Mirows Bürgermeister Karlo Schmettau (FDP) hatte am vergangenen Wochenende einen geringen Teil der Expertise in Umlauf gebracht, der auch Strelitzius vorliegt. „In dem Gesamtpapier müssen vom Gutachter empfohlene Veränderungen enthalten sein, die wir nicht kennen“, machte Christiane Bongartz deutlich. Dazu könnte zählen, dass der Bahnverkehr im Winter zu Gunsten eines Busses eingestellt wird.

Die Initiative gehe davon aus, dass das Land die Verantwortung für die Kleinseenbahn an den Landkreis abschieben will. „Pro Schiene“ werde durch verschiedentliche Äußerungen aus dem Mund von Verkehrsminister Christian Pegel (SPD) darin bestärkt.

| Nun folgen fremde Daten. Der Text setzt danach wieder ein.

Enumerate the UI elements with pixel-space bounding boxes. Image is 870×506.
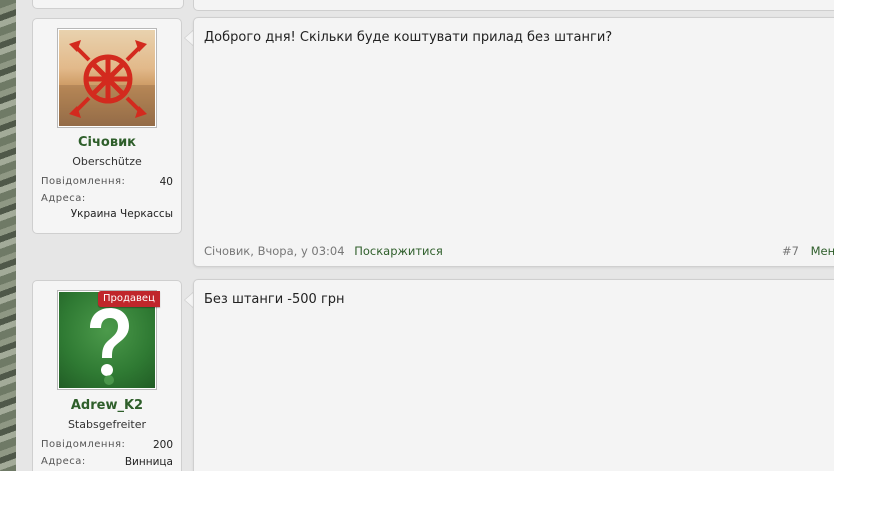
username-link[interactable]: Adrew_K2 bbox=[33, 398, 181, 413]
stat-value: 200 bbox=[152, 439, 173, 451]
avatar[interactable] bbox=[57, 28, 157, 128]
stat-label: Повідомлення: bbox=[41, 439, 126, 450]
post: Без штанги -500 грн bbox=[193, 279, 834, 471]
seller-badge: Продавец bbox=[98, 291, 160, 307]
forum-thread: Січовик Oberschütze Повідомлення: 40 Адр… bbox=[0, 0, 834, 471]
page-margin bbox=[0, 471, 870, 506]
card-pointer bbox=[184, 292, 193, 308]
card-pointer bbox=[184, 30, 193, 46]
post: Доброго дня! Скільки буде коштувати прил… bbox=[193, 17, 834, 267]
stat-label: Адреса: bbox=[41, 456, 86, 467]
post-author-time[interactable]: Січовик, Вчора, у 03:04 bbox=[204, 244, 345, 258]
stat-value: Винница bbox=[124, 456, 173, 468]
post-meta: #7 Мені bbox=[782, 244, 834, 258]
background-pattern bbox=[0, 0, 16, 471]
stat-value: 40 bbox=[159, 176, 173, 188]
user-card: Продавец Adrew_K2 Stabsgefreiter Повідом… bbox=[32, 280, 182, 471]
user-card: Січовик Oberschütze Повідомлення: 40 Адр… bbox=[32, 18, 182, 234]
post-number-link[interactable]: #7 bbox=[782, 244, 799, 258]
stat-label: Адреса: bbox=[41, 193, 86, 204]
username-link[interactable]: Січовик bbox=[33, 135, 181, 150]
user-rank: Oberschütze bbox=[72, 155, 142, 168]
post-content: Доброго дня! Скільки буде коштувати прил… bbox=[204, 30, 613, 45]
post-footer: Січовик, Вчора, у 03:04 Поскаржитися bbox=[204, 244, 443, 258]
like-link[interactable]: Мені bbox=[811, 244, 834, 258]
page-margin bbox=[834, 0, 870, 506]
previous-user-card-edge bbox=[32, 0, 184, 9]
previous-post-edge bbox=[193, 0, 834, 11]
stat-value: Украина Черкассы bbox=[70, 208, 173, 220]
user-rank: Stabsgefreiter bbox=[67, 418, 147, 431]
post-content: Без штанги -500 грн bbox=[204, 292, 345, 307]
kolovrat-icon bbox=[59, 40, 155, 126]
stat-label: Повідомлення: bbox=[41, 176, 126, 187]
report-link[interactable]: Поскаржитися bbox=[354, 244, 443, 258]
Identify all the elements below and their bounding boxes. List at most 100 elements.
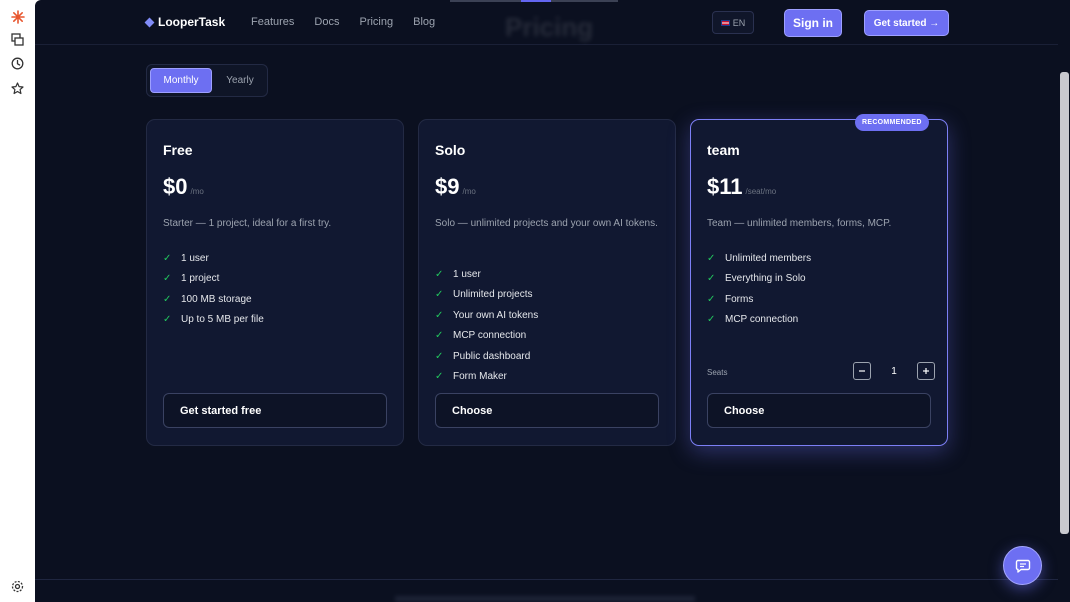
toggle-yearly[interactable]: Yearly (215, 68, 265, 93)
feature-item: ✓ 1 user (163, 248, 264, 269)
choose-solo-button[interactable]: Choose (435, 393, 659, 428)
feature-label: 1 project (181, 273, 220, 285)
main-nav: Features Docs Pricing Blog (251, 16, 435, 28)
feature-label: 1 user (181, 252, 209, 264)
feature-label: Forms (725, 293, 754, 305)
diamond-logo-icon (144, 17, 155, 27)
feature-label: Everything in Solo (725, 273, 806, 285)
plan-period: /mo (190, 187, 204, 196)
check-icon: ✓ (163, 293, 172, 305)
check-icon: ✓ (163, 273, 172, 285)
plan-card-team: RECOMMENDED team $11 /seat/mo Team — unl… (690, 114, 948, 446)
plan-description: Starter — 1 project, ideal for a first t… (163, 218, 332, 229)
feature-item: ✓ 1 user (435, 264, 538, 285)
scrollbar-thumb[interactable] (1060, 72, 1069, 534)
plan-description: Team — unlimited members, forms, MCP. (707, 218, 892, 229)
browser-sidebar (0, 0, 35, 602)
check-icon: ✓ (435, 268, 444, 280)
sun-logo-icon[interactable] (9, 8, 26, 25)
favorites-star-icon[interactable] (9, 80, 26, 97)
feature-item: ✓ Form Maker (435, 367, 538, 388)
plus-icon (923, 368, 929, 374)
brand-name: LooperTask (158, 15, 226, 29)
feature-item: ✓ MCP connection (707, 310, 811, 331)
seats-label: Seats (707, 368, 728, 377)
feature-item: ✓ Everything in Solo (707, 269, 811, 290)
chat-icon (1015, 559, 1030, 573)
tabs-icon[interactable] (9, 31, 26, 48)
history-icon[interactable] (9, 55, 26, 72)
feature-item: ✓ Your own AI tokens (435, 305, 538, 326)
minus-icon (859, 370, 865, 372)
feature-label: Unlimited members (725, 252, 812, 264)
feature-label: 100 MB storage (181, 293, 252, 305)
top-nav-bar: Pricing LooperTask Features Docs Pricing… (35, 0, 1058, 45)
sign-in-button[interactable]: Sign in (784, 9, 842, 37)
footer-divider (35, 579, 1058, 580)
check-icon: ✓ (163, 314, 172, 326)
nav-link-blog[interactable]: Blog (413, 16, 435, 28)
feature-item: ✓ Unlimited members (707, 248, 811, 269)
plan-price: $9 (435, 174, 460, 199)
feature-label: MCP connection (453, 330, 527, 342)
feature-label: Form Maker (453, 371, 507, 383)
plan-card-free: Free $0 /mo Starter — 1 project, ideal f… (146, 119, 404, 446)
check-icon: ✓ (707, 252, 716, 264)
feature-label: Up to 5 MB per file (181, 314, 264, 326)
plan-period: /seat/mo (745, 187, 777, 196)
page-title-ghost: Pricing (505, 12, 594, 42)
plan-name: team (707, 142, 740, 158)
toggle-monthly[interactable]: Monthly (150, 68, 212, 93)
check-icon: ✓ (163, 252, 172, 264)
plan-card-solo: Solo $9 /mo Solo — unlimited projects an… (418, 119, 676, 446)
feature-label: MCP connection (725, 314, 799, 326)
feature-item: ✓ Public dashboard (435, 346, 538, 367)
browser-frame: Pricing LooperTask Features Docs Pricing… (0, 0, 1070, 602)
plan-name: Free (163, 142, 193, 158)
page-scrollbar[interactable] (1058, 0, 1070, 602)
get-started-button[interactable]: Get started → (864, 10, 949, 36)
seats-stepper: 1 (853, 362, 935, 380)
choose-team-button[interactable]: Choose (707, 393, 931, 428)
recommended-badge: RECOMMENDED (855, 114, 929, 131)
plan-price-row: $9 /mo (435, 175, 476, 199)
feature-item: ✓ Up to 5 MB per file (163, 310, 264, 331)
uk-flag-icon (720, 19, 730, 26)
check-icon: ✓ (435, 350, 444, 362)
decrease-seats-button[interactable] (853, 362, 871, 380)
check-icon: ✓ (707, 293, 716, 305)
plan-period: /mo (462, 187, 476, 196)
billing-period-toggle: Monthly Yearly (146, 64, 268, 97)
plan-price-row: $11 /seat/mo (707, 175, 776, 199)
feature-item: ✓ Unlimited projects (435, 285, 538, 306)
feature-item: ✓ 100 MB storage (163, 289, 264, 310)
language-selector[interactable]: EN (712, 11, 754, 34)
language-label: EN (732, 17, 746, 28)
check-icon: ✓ (435, 371, 444, 383)
settings-gear-icon[interactable] (9, 578, 26, 595)
feature-label: Unlimited projects (453, 289, 533, 301)
plan-price: $0 (163, 174, 188, 199)
pricing-page: Pricing LooperTask Features Docs Pricing… (35, 0, 1058, 602)
check-icon: ✓ (707, 314, 716, 326)
nav-link-pricing[interactable]: Pricing (359, 16, 393, 28)
plan-feature-list: ✓ 1 user ✓ 1 project ✓ 100 MB storage ✓ Up t… (163, 248, 264, 330)
feature-label: Public dashboard (453, 350, 531, 362)
feature-label: 1 user (453, 268, 481, 280)
get-started-free-button[interactable]: Get started free (163, 393, 387, 428)
chat-button[interactable] (1003, 546, 1042, 585)
increase-seats-button[interactable] (917, 362, 935, 380)
nav-link-docs[interactable]: Docs (314, 16, 339, 28)
plan-feature-list: ✓ Unlimited members ✓ Everything in Solo ✓… (707, 248, 811, 330)
top-progress-indicator (521, 0, 551, 2)
feature-item: ✓ 1 project (163, 269, 264, 290)
brand-logo[interactable]: LooperTask (144, 15, 226, 29)
nav-link-features[interactable]: Features (251, 16, 294, 28)
seats-value[interactable]: 1 (879, 366, 909, 377)
plan-description: Solo — unlimited projects and your own A… (435, 218, 658, 229)
feature-item: ✓ Forms (707, 289, 811, 310)
check-icon: ✓ (707, 273, 716, 285)
plan-feature-list: ✓ 1 user ✓ Unlimited projects ✓ Your own AI… (435, 264, 538, 387)
check-icon: ✓ (435, 289, 444, 301)
check-icon: ✓ (435, 330, 444, 342)
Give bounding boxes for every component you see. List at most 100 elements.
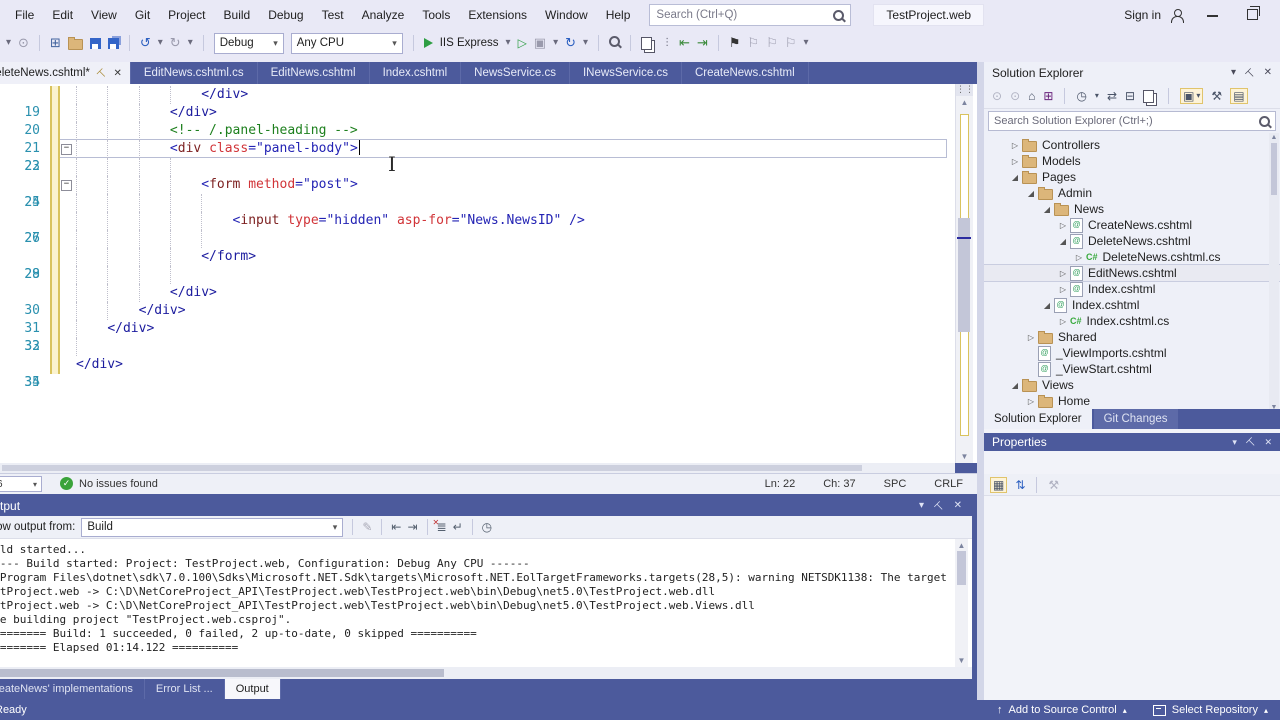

Pegel habe wiederholt und bereits vor dem Gutachten geäußert, dass für ihn das Modellprojekt Kleinseenbahn beendet ist. Es sollte eigentlich bis 2017 laufen.

Ins Bild passt, dass der Landkeis einen für diese Woche anberaumten kleinen Runden Tisch kurzfristig abgesagt hat. Die Initiative bemüht sich darum, ihn doch stattfinden zu lassen. „Es gibt genug zu bereden“, so Christiane Bongartz.